Grant will help fund Oakwood ‘Family Fit Zone’ program

The Oakwood Center for Exceptional Families recently received a $5,000 grant from the International Transmission Company (ITC) Charitable Giving Program that will help fund the Family Fit Zone program for another year.

The Family Fit Zone is a free weight loss program that helps children with disabilities learn the benefits of exercise while providing their parents and families with the educational tools to keep them fit, active and eating well.

“The program allows us to continue our focus on the whole family,” said Stephanie Pritula, a Certified Nurse Practitioner who oversees the Family Fit Zone at the Center. “We want to keep the children moving and having fun and we want to engage their parents or other caregivers to show them the importance of maintaining a healthy environment at home: more family dinners, less juice, more water, less sugar, more vegetables.”

Childhood obesity is on the rise across the country, and research has shown that children and adolescents with physical and mental disabilities are at an even greater risk for developing obesity-related conditions that can follow them into adulthood, said Dr. Susan Youngs, the medical director of the Center for Exceptional Families. Through programs like the Family Fit Zone, she said, the Center hopes to prevent obesity, which can lead to asthma, high blood pressure, high cholesterol, diabetes, depression and low self-esteem.

“It’s clear that we need to make an effort to prevent and treat obesity in our younger population,” she said. “Effective approaches to reduce obesity and weight-related issues among young people with disabilities focus on prevention strategies that begin early in life. We need to establish healthy lifestyle habits during this important developmental period.”

Family Fit Zone is a weight-loss program, offered free of charge, for children with special healthcare needs. It includes a one-hour weekly exercise session designed to accommodate children with special needs, combining circuit training with yoga for flexibility and stress reduction. While the children are exercising, the parents receive instruction and materials to help them to continue the healthy behaviors at home. 

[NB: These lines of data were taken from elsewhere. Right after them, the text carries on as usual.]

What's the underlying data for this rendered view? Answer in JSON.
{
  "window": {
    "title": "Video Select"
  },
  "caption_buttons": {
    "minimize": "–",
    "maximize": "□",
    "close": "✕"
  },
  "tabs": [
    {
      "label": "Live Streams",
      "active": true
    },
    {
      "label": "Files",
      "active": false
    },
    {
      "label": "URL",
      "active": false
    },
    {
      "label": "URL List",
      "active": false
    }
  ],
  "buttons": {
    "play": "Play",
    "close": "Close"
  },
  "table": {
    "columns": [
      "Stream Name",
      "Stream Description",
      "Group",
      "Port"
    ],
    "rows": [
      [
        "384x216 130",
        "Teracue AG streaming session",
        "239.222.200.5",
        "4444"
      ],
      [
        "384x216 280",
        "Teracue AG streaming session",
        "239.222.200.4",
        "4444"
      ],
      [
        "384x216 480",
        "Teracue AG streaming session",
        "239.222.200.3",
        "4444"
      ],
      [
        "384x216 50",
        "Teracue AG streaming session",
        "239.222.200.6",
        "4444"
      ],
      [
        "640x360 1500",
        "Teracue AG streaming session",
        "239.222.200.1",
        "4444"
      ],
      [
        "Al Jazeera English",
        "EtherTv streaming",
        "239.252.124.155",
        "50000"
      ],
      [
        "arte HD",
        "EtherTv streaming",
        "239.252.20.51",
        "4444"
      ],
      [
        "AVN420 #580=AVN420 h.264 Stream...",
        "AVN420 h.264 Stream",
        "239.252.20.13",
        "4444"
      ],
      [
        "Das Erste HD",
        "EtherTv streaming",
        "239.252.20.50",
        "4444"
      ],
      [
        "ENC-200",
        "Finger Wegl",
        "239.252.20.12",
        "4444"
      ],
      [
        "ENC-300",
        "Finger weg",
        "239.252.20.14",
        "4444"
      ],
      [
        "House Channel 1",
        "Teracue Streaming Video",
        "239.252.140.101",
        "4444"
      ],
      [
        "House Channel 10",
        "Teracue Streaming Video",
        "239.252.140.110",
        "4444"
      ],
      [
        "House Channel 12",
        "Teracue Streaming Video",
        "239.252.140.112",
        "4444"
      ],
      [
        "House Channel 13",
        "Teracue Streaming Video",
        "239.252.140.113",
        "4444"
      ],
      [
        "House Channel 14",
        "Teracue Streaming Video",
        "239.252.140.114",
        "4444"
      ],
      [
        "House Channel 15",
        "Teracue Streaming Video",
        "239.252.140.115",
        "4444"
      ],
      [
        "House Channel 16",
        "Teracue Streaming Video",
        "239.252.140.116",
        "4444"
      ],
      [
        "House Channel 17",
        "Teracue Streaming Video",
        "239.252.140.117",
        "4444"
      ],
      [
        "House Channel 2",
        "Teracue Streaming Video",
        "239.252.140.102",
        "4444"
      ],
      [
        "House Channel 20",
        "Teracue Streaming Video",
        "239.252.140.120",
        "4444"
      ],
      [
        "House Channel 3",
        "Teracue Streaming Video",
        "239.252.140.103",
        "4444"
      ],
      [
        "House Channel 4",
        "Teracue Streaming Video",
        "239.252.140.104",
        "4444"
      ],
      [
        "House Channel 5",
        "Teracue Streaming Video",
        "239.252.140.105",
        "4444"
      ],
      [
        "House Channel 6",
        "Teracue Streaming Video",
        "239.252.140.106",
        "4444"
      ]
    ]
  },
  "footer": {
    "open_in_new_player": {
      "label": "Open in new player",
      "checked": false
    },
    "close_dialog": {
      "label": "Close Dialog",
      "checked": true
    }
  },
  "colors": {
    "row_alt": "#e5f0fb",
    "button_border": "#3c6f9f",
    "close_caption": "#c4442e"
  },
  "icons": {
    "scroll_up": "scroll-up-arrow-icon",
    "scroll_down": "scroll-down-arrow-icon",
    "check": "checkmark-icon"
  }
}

“Children can only do so much on their own,” said Pritula. “It’s important to get the parents and the families involved so that they can make smart decisions, too.”

The Oakwood Center for Exceptional Families, based in Dearborn, serves children with multiple special needs and their families throughout southeastern Michigan by providing high quality health care combined with physical, occupational and speech therapy and other support services.

ITC, based in Novi, is the largest independent electricity transmission company in the U.S. with about 5,500 circuit miles of transmission line in the western and northern portions of Michigan's Lower Peninsula that serves a population of 4.9 million.